The truth is really the best thing we have between us.
None of this means that I took up lying or that I did whatever I wanted to in the name of my own personal truth. What it does mean is that, as I’ve gotten older, I’ve begun to realize what telling the truth really means for me. To start with, it means doing the work to know and understand who I really am—warts and all. It also means owning that. So, I have to be who I am, wherever I am. This means that, where appropriate, I try to share that truth with the people in my life. It’s my way of being an emotionally responsible grown-up.
It isn't easy and it's rarely fun. But if I can step into the world with my own truth as a given, it allows other people to do the same thing. If we're all telling the truth, we can stop pretending.
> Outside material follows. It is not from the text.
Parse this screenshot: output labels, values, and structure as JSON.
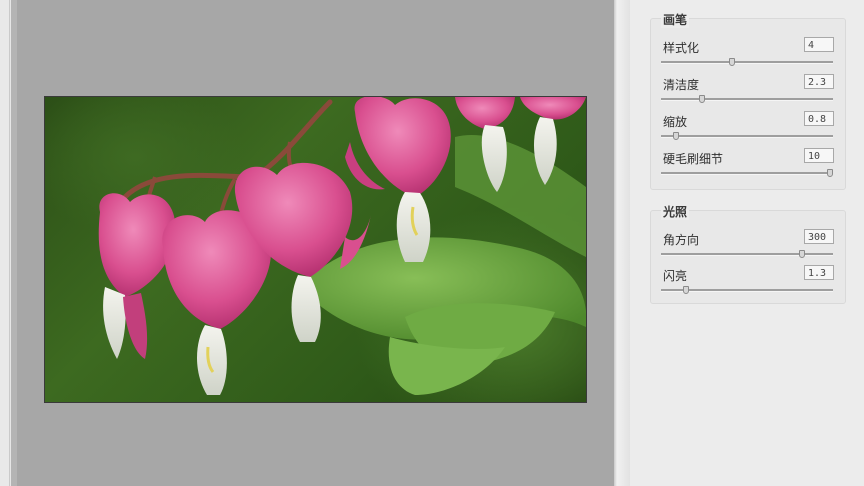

We can realize that our own truth isn't as scary or loathsome as might have once thought, and we can love each other deeply for being willing to be who we are, despite what someone once told us about "people like us."
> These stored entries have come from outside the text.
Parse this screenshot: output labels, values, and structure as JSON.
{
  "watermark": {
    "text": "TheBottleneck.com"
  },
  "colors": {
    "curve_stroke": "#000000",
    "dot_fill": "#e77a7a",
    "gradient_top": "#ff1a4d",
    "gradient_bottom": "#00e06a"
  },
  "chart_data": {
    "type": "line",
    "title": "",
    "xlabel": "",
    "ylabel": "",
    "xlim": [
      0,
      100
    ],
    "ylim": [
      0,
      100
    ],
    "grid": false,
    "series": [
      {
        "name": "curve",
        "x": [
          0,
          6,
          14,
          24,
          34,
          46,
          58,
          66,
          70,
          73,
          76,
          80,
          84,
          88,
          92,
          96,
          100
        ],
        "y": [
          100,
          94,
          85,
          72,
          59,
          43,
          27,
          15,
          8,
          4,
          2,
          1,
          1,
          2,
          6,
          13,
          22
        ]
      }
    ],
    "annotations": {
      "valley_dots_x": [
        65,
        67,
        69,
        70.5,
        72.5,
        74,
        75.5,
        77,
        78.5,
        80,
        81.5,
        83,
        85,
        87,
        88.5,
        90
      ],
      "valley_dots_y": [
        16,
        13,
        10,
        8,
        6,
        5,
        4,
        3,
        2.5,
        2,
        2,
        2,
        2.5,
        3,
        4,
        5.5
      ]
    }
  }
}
It probably sounds like romanticizing, but I don’t think I’ve felt more powerful than when I realized that my most important truth is just being who I am. Whether it was when I came out, or when I first told a therapist about how hard it was to grow up in my family, or when I entered into a relationship with Jodi based entirely on the truth, it has ultimately been a profound relief every time. When I’m scared, when I’m proud, when I’m angry … just feeling it and saying it has saved me in so many ways.
This also means that hearing someone else’s truth is part of every relationship that means something to me. And it’s not always easy. It doesn’t mean agreeing or seeing it the same way, but it means acknowledging the telling and the feeling and not trying to talk someone out of it. The truth is really the best thing we have between us. It isn’t easy, but it makes all the difference.